Calculate CVSS 4.0 and 3.1 base scores, severity ratings, and vectors locally in your browser.
None
CVSS 4.0
CVSS is owned by FIRST.Org, Inc. and used by permission. This calculator implements the Common Vulnerability Scoring System specification and is not the official FIRST calculator. See FIRST's CVSS 4.0 specification , CVSS 4.0 user guide , CVSS 3.1 specification , and CVSS 3.1 user guide .

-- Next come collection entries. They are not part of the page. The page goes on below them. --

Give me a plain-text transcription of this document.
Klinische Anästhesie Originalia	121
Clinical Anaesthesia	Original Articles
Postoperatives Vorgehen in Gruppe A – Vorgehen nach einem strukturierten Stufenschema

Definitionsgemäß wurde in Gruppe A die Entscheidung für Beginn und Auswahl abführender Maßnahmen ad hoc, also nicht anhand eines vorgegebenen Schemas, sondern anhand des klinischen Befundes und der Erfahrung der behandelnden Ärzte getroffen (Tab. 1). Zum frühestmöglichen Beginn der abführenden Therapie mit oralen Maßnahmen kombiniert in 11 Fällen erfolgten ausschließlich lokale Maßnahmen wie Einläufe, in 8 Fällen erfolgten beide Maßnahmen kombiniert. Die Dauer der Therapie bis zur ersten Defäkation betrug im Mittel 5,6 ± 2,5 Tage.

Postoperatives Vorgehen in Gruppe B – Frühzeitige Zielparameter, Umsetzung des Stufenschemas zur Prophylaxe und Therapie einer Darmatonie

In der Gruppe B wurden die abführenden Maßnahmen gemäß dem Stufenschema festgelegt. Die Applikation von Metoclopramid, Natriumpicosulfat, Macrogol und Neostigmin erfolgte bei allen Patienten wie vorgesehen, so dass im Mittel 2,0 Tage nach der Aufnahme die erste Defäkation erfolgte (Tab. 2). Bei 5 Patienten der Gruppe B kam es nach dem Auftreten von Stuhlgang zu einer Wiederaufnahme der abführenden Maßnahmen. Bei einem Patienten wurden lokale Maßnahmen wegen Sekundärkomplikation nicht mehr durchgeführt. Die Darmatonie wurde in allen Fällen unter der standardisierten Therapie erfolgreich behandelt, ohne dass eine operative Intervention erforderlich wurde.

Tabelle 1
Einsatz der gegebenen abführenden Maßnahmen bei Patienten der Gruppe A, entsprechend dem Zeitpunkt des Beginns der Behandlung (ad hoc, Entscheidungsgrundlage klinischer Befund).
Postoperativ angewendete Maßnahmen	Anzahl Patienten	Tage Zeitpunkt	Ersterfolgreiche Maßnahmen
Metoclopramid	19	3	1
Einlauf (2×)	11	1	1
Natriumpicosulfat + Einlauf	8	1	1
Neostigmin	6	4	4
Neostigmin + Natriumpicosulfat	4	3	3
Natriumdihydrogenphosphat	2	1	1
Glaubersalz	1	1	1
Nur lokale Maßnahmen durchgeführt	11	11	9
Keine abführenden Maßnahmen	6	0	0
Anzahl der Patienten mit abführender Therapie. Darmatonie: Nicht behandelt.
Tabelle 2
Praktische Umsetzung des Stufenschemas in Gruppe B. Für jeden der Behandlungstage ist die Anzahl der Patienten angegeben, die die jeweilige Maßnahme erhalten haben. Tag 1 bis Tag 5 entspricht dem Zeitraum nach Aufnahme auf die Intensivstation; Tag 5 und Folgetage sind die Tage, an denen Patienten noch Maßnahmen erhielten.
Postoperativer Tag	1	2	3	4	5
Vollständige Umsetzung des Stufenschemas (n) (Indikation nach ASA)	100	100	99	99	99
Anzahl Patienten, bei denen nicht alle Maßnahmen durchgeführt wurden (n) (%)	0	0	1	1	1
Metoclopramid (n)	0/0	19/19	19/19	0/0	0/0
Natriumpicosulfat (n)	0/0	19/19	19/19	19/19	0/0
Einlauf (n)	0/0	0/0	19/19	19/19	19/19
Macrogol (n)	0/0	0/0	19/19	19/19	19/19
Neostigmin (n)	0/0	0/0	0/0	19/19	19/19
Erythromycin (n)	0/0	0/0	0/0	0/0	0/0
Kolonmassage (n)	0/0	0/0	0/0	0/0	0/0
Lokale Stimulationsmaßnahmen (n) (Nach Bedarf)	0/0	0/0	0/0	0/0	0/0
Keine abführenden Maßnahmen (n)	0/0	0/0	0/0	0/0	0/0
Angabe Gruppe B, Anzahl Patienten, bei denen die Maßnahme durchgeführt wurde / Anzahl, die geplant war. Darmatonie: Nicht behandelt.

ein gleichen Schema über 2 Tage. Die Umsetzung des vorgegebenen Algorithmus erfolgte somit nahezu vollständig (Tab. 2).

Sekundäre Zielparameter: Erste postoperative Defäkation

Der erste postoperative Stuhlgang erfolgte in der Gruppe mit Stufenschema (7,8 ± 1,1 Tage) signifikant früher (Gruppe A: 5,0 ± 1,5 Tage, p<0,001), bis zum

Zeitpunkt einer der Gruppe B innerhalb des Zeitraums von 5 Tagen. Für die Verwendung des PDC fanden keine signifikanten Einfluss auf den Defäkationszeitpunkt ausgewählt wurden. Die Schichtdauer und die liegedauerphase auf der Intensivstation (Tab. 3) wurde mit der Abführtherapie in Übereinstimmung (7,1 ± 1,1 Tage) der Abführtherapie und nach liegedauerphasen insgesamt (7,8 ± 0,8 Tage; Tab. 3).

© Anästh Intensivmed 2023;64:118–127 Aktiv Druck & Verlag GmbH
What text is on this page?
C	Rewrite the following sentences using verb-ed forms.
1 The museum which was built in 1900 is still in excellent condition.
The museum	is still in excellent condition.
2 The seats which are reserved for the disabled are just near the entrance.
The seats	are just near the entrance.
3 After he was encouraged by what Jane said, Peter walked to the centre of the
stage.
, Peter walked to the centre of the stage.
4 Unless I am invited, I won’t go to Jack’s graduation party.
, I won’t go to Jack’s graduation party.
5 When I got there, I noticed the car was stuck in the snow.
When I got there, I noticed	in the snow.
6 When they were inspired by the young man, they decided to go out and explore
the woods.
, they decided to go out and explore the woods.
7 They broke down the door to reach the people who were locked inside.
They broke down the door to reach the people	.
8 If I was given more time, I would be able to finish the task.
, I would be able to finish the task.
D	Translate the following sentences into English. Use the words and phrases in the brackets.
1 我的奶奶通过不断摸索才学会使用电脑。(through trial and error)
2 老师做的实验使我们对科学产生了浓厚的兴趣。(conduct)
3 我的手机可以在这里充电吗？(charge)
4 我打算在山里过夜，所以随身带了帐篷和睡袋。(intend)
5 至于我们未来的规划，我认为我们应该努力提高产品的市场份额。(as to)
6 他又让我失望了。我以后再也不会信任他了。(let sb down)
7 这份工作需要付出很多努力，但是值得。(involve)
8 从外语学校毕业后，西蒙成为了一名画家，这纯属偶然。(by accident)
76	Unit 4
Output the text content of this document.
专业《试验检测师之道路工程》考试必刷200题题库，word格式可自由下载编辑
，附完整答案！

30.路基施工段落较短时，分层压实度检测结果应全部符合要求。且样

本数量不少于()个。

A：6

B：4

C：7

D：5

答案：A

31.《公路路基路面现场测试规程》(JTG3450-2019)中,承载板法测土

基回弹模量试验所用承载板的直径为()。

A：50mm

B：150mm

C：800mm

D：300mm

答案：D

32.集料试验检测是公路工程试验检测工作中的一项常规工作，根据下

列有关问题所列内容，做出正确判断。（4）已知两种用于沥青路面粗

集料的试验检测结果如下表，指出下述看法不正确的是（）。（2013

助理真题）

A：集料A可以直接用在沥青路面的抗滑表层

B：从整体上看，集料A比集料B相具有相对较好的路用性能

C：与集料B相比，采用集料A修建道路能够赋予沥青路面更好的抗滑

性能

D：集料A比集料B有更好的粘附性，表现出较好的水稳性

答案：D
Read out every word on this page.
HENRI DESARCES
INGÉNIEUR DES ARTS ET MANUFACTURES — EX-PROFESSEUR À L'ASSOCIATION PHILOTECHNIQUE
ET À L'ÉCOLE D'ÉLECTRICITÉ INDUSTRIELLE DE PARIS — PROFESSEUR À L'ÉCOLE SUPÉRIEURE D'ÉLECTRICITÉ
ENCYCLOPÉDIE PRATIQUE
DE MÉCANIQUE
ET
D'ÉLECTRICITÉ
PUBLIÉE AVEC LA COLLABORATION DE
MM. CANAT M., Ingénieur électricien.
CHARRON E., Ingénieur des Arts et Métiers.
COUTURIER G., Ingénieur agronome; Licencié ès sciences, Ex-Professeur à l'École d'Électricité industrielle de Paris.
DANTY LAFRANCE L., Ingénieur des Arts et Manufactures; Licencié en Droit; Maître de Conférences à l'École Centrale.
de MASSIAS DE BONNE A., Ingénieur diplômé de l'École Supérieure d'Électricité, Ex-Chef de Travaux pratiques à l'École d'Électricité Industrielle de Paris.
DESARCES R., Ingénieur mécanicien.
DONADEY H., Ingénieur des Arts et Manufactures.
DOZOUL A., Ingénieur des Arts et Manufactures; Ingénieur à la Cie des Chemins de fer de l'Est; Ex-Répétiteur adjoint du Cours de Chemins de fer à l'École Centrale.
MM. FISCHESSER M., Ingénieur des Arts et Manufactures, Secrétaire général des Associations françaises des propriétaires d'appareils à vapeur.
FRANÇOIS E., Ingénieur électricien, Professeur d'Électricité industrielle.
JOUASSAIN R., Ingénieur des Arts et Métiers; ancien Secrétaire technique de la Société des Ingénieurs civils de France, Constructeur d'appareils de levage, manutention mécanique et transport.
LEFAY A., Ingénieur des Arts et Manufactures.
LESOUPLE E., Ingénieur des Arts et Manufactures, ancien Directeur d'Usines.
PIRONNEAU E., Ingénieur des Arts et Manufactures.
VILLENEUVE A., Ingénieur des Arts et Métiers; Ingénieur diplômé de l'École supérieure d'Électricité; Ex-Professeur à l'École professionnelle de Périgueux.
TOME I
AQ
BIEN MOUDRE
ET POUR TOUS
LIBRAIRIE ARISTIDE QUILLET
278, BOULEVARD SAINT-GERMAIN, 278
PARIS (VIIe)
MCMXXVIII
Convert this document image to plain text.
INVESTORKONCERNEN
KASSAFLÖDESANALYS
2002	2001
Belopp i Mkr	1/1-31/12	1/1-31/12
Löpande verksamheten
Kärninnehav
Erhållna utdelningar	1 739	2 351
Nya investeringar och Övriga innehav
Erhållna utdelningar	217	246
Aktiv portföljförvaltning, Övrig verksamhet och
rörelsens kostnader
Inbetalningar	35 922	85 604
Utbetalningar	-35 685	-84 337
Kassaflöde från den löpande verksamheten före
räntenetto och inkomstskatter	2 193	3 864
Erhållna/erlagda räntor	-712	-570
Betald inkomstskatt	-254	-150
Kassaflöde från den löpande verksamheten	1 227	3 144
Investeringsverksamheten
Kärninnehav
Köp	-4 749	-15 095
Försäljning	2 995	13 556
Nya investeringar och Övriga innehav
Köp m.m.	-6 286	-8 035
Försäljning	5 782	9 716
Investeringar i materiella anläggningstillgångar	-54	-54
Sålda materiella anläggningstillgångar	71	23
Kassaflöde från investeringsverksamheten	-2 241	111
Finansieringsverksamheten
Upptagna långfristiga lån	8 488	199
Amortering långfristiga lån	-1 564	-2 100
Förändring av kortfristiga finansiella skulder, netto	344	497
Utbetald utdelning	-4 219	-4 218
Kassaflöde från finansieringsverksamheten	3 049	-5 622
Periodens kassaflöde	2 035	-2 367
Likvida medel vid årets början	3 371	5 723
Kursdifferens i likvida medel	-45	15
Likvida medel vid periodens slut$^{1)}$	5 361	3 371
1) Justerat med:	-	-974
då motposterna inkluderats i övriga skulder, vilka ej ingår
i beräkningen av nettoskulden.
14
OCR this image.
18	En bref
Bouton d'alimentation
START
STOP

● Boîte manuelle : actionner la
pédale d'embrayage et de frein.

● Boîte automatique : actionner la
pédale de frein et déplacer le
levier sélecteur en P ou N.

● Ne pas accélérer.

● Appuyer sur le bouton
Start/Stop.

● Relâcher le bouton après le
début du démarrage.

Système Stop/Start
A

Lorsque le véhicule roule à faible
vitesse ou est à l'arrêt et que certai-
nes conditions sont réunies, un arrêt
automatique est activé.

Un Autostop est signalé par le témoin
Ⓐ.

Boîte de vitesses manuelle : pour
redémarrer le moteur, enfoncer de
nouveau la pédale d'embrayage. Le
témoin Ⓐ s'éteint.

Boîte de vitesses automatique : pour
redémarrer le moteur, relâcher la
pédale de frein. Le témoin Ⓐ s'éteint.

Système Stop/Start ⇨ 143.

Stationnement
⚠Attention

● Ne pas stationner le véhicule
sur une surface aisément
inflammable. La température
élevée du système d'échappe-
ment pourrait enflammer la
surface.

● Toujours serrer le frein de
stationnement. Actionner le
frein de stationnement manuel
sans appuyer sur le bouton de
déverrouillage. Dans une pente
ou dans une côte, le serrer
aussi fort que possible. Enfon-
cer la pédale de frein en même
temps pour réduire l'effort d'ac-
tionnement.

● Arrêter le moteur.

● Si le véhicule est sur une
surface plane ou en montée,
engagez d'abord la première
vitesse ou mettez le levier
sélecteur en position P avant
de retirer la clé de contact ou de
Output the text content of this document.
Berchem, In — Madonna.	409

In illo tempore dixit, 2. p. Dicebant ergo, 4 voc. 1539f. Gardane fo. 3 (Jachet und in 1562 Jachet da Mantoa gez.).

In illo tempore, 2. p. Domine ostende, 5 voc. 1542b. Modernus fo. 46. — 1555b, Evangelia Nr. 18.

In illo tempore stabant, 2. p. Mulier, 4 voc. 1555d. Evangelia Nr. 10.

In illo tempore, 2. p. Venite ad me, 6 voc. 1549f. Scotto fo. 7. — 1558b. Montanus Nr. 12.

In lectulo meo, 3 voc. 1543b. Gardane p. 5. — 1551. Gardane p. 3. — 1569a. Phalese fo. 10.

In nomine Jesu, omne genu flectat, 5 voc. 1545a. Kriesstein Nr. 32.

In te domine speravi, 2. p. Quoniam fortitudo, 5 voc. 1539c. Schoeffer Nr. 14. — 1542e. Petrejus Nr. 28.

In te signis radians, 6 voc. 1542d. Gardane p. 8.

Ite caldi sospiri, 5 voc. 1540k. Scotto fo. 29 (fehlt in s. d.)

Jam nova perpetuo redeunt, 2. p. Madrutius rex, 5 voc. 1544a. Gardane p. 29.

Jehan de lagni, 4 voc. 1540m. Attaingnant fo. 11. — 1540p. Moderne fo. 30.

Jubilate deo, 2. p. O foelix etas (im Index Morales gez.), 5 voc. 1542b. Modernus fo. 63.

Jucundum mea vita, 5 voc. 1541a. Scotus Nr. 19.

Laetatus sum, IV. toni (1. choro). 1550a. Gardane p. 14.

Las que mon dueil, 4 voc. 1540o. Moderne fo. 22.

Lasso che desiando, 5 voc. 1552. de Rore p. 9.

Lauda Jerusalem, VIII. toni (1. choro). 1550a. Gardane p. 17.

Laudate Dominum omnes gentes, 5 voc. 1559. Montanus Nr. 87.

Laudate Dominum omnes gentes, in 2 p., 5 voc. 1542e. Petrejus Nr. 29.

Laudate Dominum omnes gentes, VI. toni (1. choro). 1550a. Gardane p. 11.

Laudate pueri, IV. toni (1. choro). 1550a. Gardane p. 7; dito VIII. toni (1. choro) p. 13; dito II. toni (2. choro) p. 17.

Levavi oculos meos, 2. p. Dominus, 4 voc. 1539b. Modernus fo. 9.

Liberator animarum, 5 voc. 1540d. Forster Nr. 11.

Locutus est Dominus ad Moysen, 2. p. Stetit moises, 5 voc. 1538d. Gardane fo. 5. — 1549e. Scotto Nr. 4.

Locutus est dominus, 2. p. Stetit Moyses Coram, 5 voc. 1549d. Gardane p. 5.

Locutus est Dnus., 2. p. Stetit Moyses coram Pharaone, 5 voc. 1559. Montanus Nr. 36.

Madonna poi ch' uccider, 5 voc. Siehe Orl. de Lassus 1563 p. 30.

The Common Vulnerability Scoring System (CVSS) is a standard framework for describing the technical severity of software, hardware, and firmware vulnerabilities. Security teams use CVSS vectors to communicate how a vulnerability can be exploited, what privileges are required, whether user interaction is needed, and what impact exploitation could have on confidentiality, integrity, and availability.
This CVSS calculator supports CVSS 4.0 and CVSS 3.1 base score calculations. CVSS 4.0 introduces updated metrics such as Attack Requirements and separate vulnerable-system and subsequent-system impact metrics. CVSS 3.1 remains widely used in vulnerability advisories, security reports, ticketing workflows, and vulnerability management platforms.
A CVSS score should not be treated as a complete risk decision by itself. Use the resulting score and vector as one input alongside exploit availability, internet exposure, asset criticality, compensating controls, customer impact, regulatory requirements, and your organization's risk tolerance.
Use CVSS 4.0 when you want the latest CVSS scoring model and a more expressive vulnerability vector. Use CVSS 3.1 when you need compatibility with existing advisories, scanners, security tools, or vulnerability management workflows that have not yet adopted CVSS 4.0.
This tool calculates scores locally in your browser and does not send vectors or metric selections to a server.